2.6 Diagnostic methodology of radiologists
Two radiologists were invited to participate in the diagnostic process, including a junior radiologist with 2 years of clinical experience in thyroid ultrasonography and a senior radiologist with over 5 years of specialized experience in the same field. To ensure the objectivity of their diagnoses, the pathological results of the thyroid nodules (serving as the gold standard for final diagnosis) were concealed from both radiologists.
In terms of diagnostic basis, the radiologists primarily relied on thyroid ultrasound images as the core reference for judgment—this finding aligns with standard clinical practice for preoperative thyroid nodule assessment. When necessary, they additionally incorporated limited routine clinical data (e.g., basic patient demographics and non-specific clinical symptoms), but such data were strictly limited to information that was not directly related to the gold standard (pathological results) and would not interfere with the independent judgment based on ultrasound findings. Finally, both radiologists followed the diagnostic criteria outlined in the American College of Radiology (ACR) Thyroid Ultrasound Imaging Reporting and Data System (TI-RADS) to classify the nodules into three categories: BTN, NMTN, and MMTN.
3 Results
3.1 Clinical characteristics
From January 2015 to March 2023, 209 FLLs were retrospectively collected and divided into the training set A (n = 161) and testing set (n = 34). A total of 4,016 ultrasound images were acquired from our institution for the training and testing sets; however, 479 images were excluded based on the inclusion and exclusion criteria. The final dataset comprised 3,537 ultrasound images from 195 patients. The dataset for the 34 patients was used as the testing set to evaluate our model. Baseline characteristics and clinicopathological information on tumor size and distribution are provided in Table 1.
3.2 Comparison of the results between junior and senior radiologists
As shown in Table 1, the diagnostic results between junior and senior radiologists showed significant differences in all evaluated metrics. The senior radiologist presented superior performance, achieving an accuracy of 0.8369 compared to 0.7321 for the junior radiologist. This advantage is consistently reflected across other key indicators: the senior radiologist attained an F1-score of 0.8366 (vs. 0.7287), a kappa score of 0.7540 (vs. 0.5974), a Jaccard index of 0.7209 (vs. 0.5796), and a recall of 0.8369 (vs. 0.7321). The results clearly indicated that more experienced radiologists exhibit substantially better diagnostic consistency and reliability across all measured parameters.

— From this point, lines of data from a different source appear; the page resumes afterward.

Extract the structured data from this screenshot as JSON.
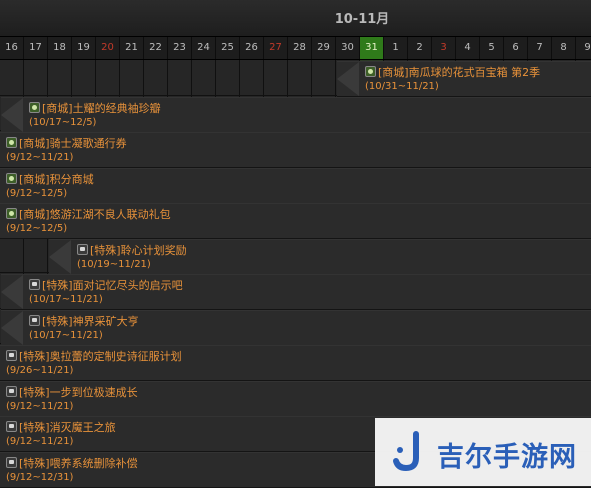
{
  "calendar": {
    "month_title": "10-11月",
    "days": [
      {
        "label": "16",
        "weekend": false,
        "today": false
      },
      {
        "label": "17",
        "weekend": false,
        "today": false
      },
      {
        "label": "18",
        "weekend": false,
        "today": false
      },
      {
        "label": "19",
        "weekend": false,
        "today": false
      },
      {
        "label": "20",
        "weekend": true,
        "today": false
      },
      {
        "label": "21",
        "weekend": false,
        "today": false
      },
      {
        "label": "22",
        "weekend": false,
        "today": false
      },
      {
        "label": "23",
        "weekend": false,
        "today": false
      },
      {
        "label": "24",
        "weekend": false,
        "today": false
      },
      {
        "label": "25",
        "weekend": false,
        "today": false
      },
      {
        "label": "26",
        "weekend": false,
        "today": false
      },
      {
        "label": "27",
        "weekend": true,
        "today": false
      },
      {
        "label": "28",
        "weekend": false,
        "today": false
      },
      {
        "label": "29",
        "weekend": false,
        "today": false
      },
      {
        "label": "30",
        "weekend": false,
        "today": false
      },
      {
        "label": "31",
        "weekend": false,
        "today": true
      },
      {
        "label": "1",
        "weekend": false,
        "today": false
      },
      {
        "label": "2",
        "weekend": false,
        "today": false
      },
      {
        "label": "3",
        "weekend": true,
        "today": false
      },
      {
        "label": "4",
        "weekend": false,
        "today": false
      },
      {
        "label": "5",
        "weekend": false,
        "today": false
      },
      {
        "label": "6",
        "weekend": false,
        "today": false
      },
      {
        "label": "7",
        "weekend": false,
        "today": false
      },
      {
        "label": "8",
        "weekend": false,
        "today": false
      },
      {
        "label": "9",
        "weekend": false,
        "today": false
      }
    ]
  },
  "events": [
    {
      "title": "[商城]南瓜球的花式百宝箱 第2季",
      "dates": "(10/31~11/21)",
      "kind": "shop",
      "start": "10/31",
      "arrow": true
    },
    {
      "title": "[商城]土耀的经典袖珍瓣",
      "dates": "(10/17~12/5)",
      "kind": "shop",
      "start": "10/17",
      "arrow": true
    },
    {
      "title": "[商城]骑士凝歌通行券",
      "dates": "(9/12~11/21)",
      "kind": "shop",
      "start": "9/12",
      "arrow": false
    },
    {
      "title": "[商城]积分商城",
      "dates": "(9/12~12/5)",
      "kind": "shop",
      "start": "9/12",
      "arrow": false
    },
    {
      "title": "[商城]悠游江湖不良人联动礼包",
      "dates": "(9/12~12/5)",
      "kind": "shop",
      "start": "9/12",
      "arrow": false
    },
    {
      "title": "[特殊]聆心计划奖励",
      "dates": "(10/19~11/21)",
      "kind": "special",
      "start": "10/19",
      "arrow": true
    },
    {
      "title": "[特殊]面对记忆尽头的启示吧",
      "dates": "(10/17~11/21)",
      "kind": "special",
      "start": "10/17",
      "arrow": true
    },
    {
      "title": "[特殊]神界采矿大亨",
      "dates": "(10/17~11/21)",
      "kind": "special",
      "start": "10/17",
      "arrow": true
    },
    {
      "title": "[特殊]奥拉蕾的定制史诗征服计划",
      "dates": "(9/26~11/21)",
      "kind": "special",
      "start": "9/26",
      "arrow": false
    },
    {
      "title": "[特殊]一步到位极速成长",
      "dates": "(9/12~11/21)",
      "kind": "special",
      "start": "9/12",
      "arrow": false
    },
    {
      "title": "[特殊]消灭魔王之旅",
      "dates": "(9/12~11/21)",
      "kind": "special",
      "start": "9/12",
      "arrow": false
    },
    {
      "title": "[特殊]喂养系统删除补偿",
      "dates": "(9/12~12/31)",
      "kind": "special",
      "start": "9/12",
      "arrow": false
    }
  ],
  "watermark": {
    "text": "吉尔手游网",
    "icon": "j-logo-icon"
  }
}
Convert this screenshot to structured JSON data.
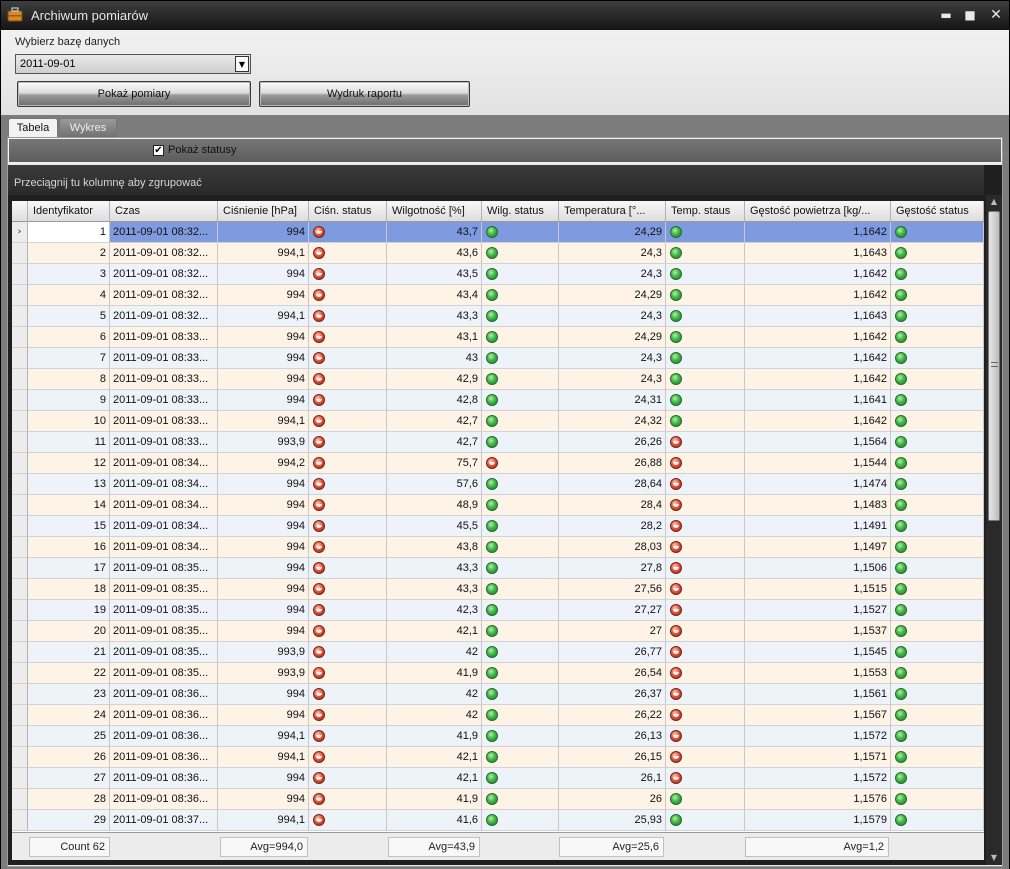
{
  "window": {
    "title": "Archiwum pomiarów",
    "min_symbol": "▬",
    "max_symbol": "■",
    "close_symbol": "✕"
  },
  "top": {
    "db_label": "Wybierz bazę danych",
    "db_value": "2011-09-01",
    "dropdown_arrow": "▼",
    "show_button": "Pokaż pomiary",
    "print_button": "Wydruk raportu"
  },
  "tabs": [
    {
      "label": "Tabela",
      "active": true
    },
    {
      "label": "Wykres",
      "active": false
    }
  ],
  "show_statuses": {
    "label": "Pokaż statusy",
    "checked": true,
    "check_symbol": "✔"
  },
  "grid": {
    "group_hint": "Przeciągnij tu kolumnę aby zgrupować",
    "columns": [
      "Identyfikator",
      "Czas",
      "Ciśnienie [hPa]",
      "Ciśn. status",
      "Wilgotność [%]",
      "Wilg. status",
      "Temperatura [°...",
      "Temp. staus",
      "Gęstość powietrza [kg/...",
      "Gęstość status"
    ],
    "row_indicator": "›",
    "selected_row": 0,
    "rows": [
      {
        "id": "1",
        "time": "2011-09-01 08:32...",
        "p": "994",
        "ps": "bad",
        "h": "43,7",
        "hs": "ok",
        "t": "24,29",
        "ts": "ok",
        "d": "1,1642",
        "ds": "ok"
      },
      {
        "id": "2",
        "time": "2011-09-01 08:32...",
        "p": "994,1",
        "ps": "bad",
        "h": "43,6",
        "hs": "ok",
        "t": "24,3",
        "ts": "ok",
        "d": "1,1643",
        "ds": "ok"
      },
      {
        "id": "3",
        "time": "2011-09-01 08:32...",
        "p": "994",
        "ps": "bad",
        "h": "43,5",
        "hs": "ok",
        "t": "24,3",
        "ts": "ok",
        "d": "1,1642",
        "ds": "ok"
      },
      {
        "id": "4",
        "time": "2011-09-01 08:32...",
        "p": "994",
        "ps": "bad",
        "h": "43,4",
        "hs": "ok",
        "t": "24,29",
        "ts": "ok",
        "d": "1,1642",
        "ds": "ok"
      },
      {
        "id": "5",
        "time": "2011-09-01 08:32...",
        "p": "994,1",
        "ps": "bad",
        "h": "43,3",
        "hs": "ok",
        "t": "24,3",
        "ts": "ok",
        "d": "1,1643",
        "ds": "ok"
      },
      {
        "id": "6",
        "time": "2011-09-01 08:33...",
        "p": "994",
        "ps": "bad",
        "h": "43,1",
        "hs": "ok",
        "t": "24,29",
        "ts": "ok",
        "d": "1,1642",
        "ds": "ok"
      },
      {
        "id": "7",
        "time": "2011-09-01 08:33...",
        "p": "994",
        "ps": "bad",
        "h": "43",
        "hs": "ok",
        "t": "24,3",
        "ts": "ok",
        "d": "1,1642",
        "ds": "ok"
      },
      {
        "id": "8",
        "time": "2011-09-01 08:33...",
        "p": "994",
        "ps": "bad",
        "h": "42,9",
        "hs": "ok",
        "t": "24,3",
        "ts": "ok",
        "d": "1,1642",
        "ds": "ok"
      },
      {
        "id": "9",
        "time": "2011-09-01 08:33...",
        "p": "994",
        "ps": "bad",
        "h": "42,8",
        "hs": "ok",
        "t": "24,31",
        "ts": "ok",
        "d": "1,1641",
        "ds": "ok"
      },
      {
        "id": "10",
        "time": "2011-09-01 08:33...",
        "p": "994,1",
        "ps": "bad",
        "h": "42,7",
        "hs": "ok",
        "t": "24,32",
        "ts": "ok",
        "d": "1,1642",
        "ds": "ok"
      },
      {
        "id": "11",
        "time": "2011-09-01 08:33...",
        "p": "993,9",
        "ps": "bad",
        "h": "42,7",
        "hs": "ok",
        "t": "26,26",
        "ts": "bad",
        "d": "1,1564",
        "ds": "ok"
      },
      {
        "id": "12",
        "time": "2011-09-01 08:34...",
        "p": "994,2",
        "ps": "bad",
        "h": "75,7",
        "hs": "bad",
        "t": "26,88",
        "ts": "bad",
        "d": "1,1544",
        "ds": "ok"
      },
      {
        "id": "13",
        "time": "2011-09-01 08:34...",
        "p": "994",
        "ps": "bad",
        "h": "57,6",
        "hs": "ok",
        "t": "28,64",
        "ts": "bad",
        "d": "1,1474",
        "ds": "ok"
      },
      {
        "id": "14",
        "time": "2011-09-01 08:34...",
        "p": "994",
        "ps": "bad",
        "h": "48,9",
        "hs": "ok",
        "t": "28,4",
        "ts": "bad",
        "d": "1,1483",
        "ds": "ok"
      },
      {
        "id": "15",
        "time": "2011-09-01 08:34...",
        "p": "994",
        "ps": "bad",
        "h": "45,5",
        "hs": "ok",
        "t": "28,2",
        "ts": "bad",
        "d": "1,1491",
        "ds": "ok"
      },
      {
        "id": "16",
        "time": "2011-09-01 08:34...",
        "p": "994",
        "ps": "bad",
        "h": "43,8",
        "hs": "ok",
        "t": "28,03",
        "ts": "bad",
        "d": "1,1497",
        "ds": "ok"
      },
      {
        "id": "17",
        "time": "2011-09-01 08:35...",
        "p": "994",
        "ps": "bad",
        "h": "43,3",
        "hs": "ok",
        "t": "27,8",
        "ts": "bad",
        "d": "1,1506",
        "ds": "ok"
      },
      {
        "id": "18",
        "time": "2011-09-01 08:35...",
        "p": "994",
        "ps": "bad",
        "h": "43,3",
        "hs": "ok",
        "t": "27,56",
        "ts": "bad",
        "d": "1,1515",
        "ds": "ok"
      },
      {
        "id": "19",
        "time": "2011-09-01 08:35...",
        "p": "994",
        "ps": "bad",
        "h": "42,3",
        "hs": "ok",
        "t": "27,27",
        "ts": "bad",
        "d": "1,1527",
        "ds": "ok"
      },
      {
        "id": "20",
        "time": "2011-09-01 08:35...",
        "p": "994",
        "ps": "bad",
        "h": "42,1",
        "hs": "ok",
        "t": "27",
        "ts": "bad",
        "d": "1,1537",
        "ds": "ok"
      },
      {
        "id": "21",
        "time": "2011-09-01 08:35...",
        "p": "993,9",
        "ps": "bad",
        "h": "42",
        "hs": "ok",
        "t": "26,77",
        "ts": "bad",
        "d": "1,1545",
        "ds": "ok"
      },
      {
        "id": "22",
        "time": "2011-09-01 08:35...",
        "p": "993,9",
        "ps": "bad",
        "h": "41,9",
        "hs": "ok",
        "t": "26,54",
        "ts": "bad",
        "d": "1,1553",
        "ds": "ok"
      },
      {
        "id": "23",
        "time": "2011-09-01 08:36...",
        "p": "994",
        "ps": "bad",
        "h": "42",
        "hs": "ok",
        "t": "26,37",
        "ts": "bad",
        "d": "1,1561",
        "ds": "ok"
      },
      {
        "id": "24",
        "time": "2011-09-01 08:36...",
        "p": "994",
        "ps": "bad",
        "h": "42",
        "hs": "ok",
        "t": "26,22",
        "ts": "bad",
        "d": "1,1567",
        "ds": "ok"
      },
      {
        "id": "25",
        "time": "2011-09-01 08:36...",
        "p": "994,1",
        "ps": "bad",
        "h": "41,9",
        "hs": "ok",
        "t": "26,13",
        "ts": "bad",
        "d": "1,1572",
        "ds": "ok"
      },
      {
        "id": "26",
        "time": "2011-09-01 08:36...",
        "p": "994,1",
        "ps": "bad",
        "h": "42,1",
        "hs": "ok",
        "t": "26,15",
        "ts": "bad",
        "d": "1,1571",
        "ds": "ok"
      },
      {
        "id": "27",
        "time": "2011-09-01 08:36...",
        "p": "994",
        "ps": "bad",
        "h": "42,1",
        "hs": "ok",
        "t": "26,1",
        "ts": "bad",
        "d": "1,1572",
        "ds": "ok"
      },
      {
        "id": "28",
        "time": "2011-09-01 08:36...",
        "p": "994",
        "ps": "bad",
        "h": "41,9",
        "hs": "ok",
        "t": "26",
        "ts": "ok",
        "d": "1,1576",
        "ds": "ok"
      },
      {
        "id": "29",
        "time": "2011-09-01 08:37...",
        "p": "994,1",
        "ps": "bad",
        "h": "41,6",
        "hs": "ok",
        "t": "25,93",
        "ts": "ok",
        "d": "1,1579",
        "ds": "ok"
      }
    ],
    "footer": {
      "count": "Count 62",
      "avg_pressure": "Avg=994,0",
      "avg_humidity": "Avg=43,9",
      "avg_temperature": "Avg=25,6",
      "avg_density": "Avg=1,2"
    },
    "scroll_up": "▲",
    "scroll_down": "▼"
  },
  "colors": {
    "selected_row": "#7f9be0",
    "status_ok": "#3fb64a",
    "status_bad": "#e4573c"
  }
}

Figures 5, 6 show more characteristics across different nodule classifications. For the junior radiologist, the ROC curve showed AUC values of 0.09 for benign thyroid nodules (BTN), 0.55 for non-metastatic malignant thyroid nodules (NMTN), and 0.80 for metastatic malignant thyroid nodules (MMTN), indicating progressively better discrimination capability with increasing malignancy severity. The junior radiologist presented different diagnostic patterns, with confusion matrices showing correct identification for 144 of 165 (90%) BTN cases, 166 of 208 (79%) NMTN cases, and 130 of 228 (57%) MMTN cases. The comparative analysis revealed that the senior radiologist maintained more balanced performance across all three categories, while the junior radiologist showed particularly low discrimination for benign cases (AUC 0.09) but improved detection of metastatic cases (AUC 0.80).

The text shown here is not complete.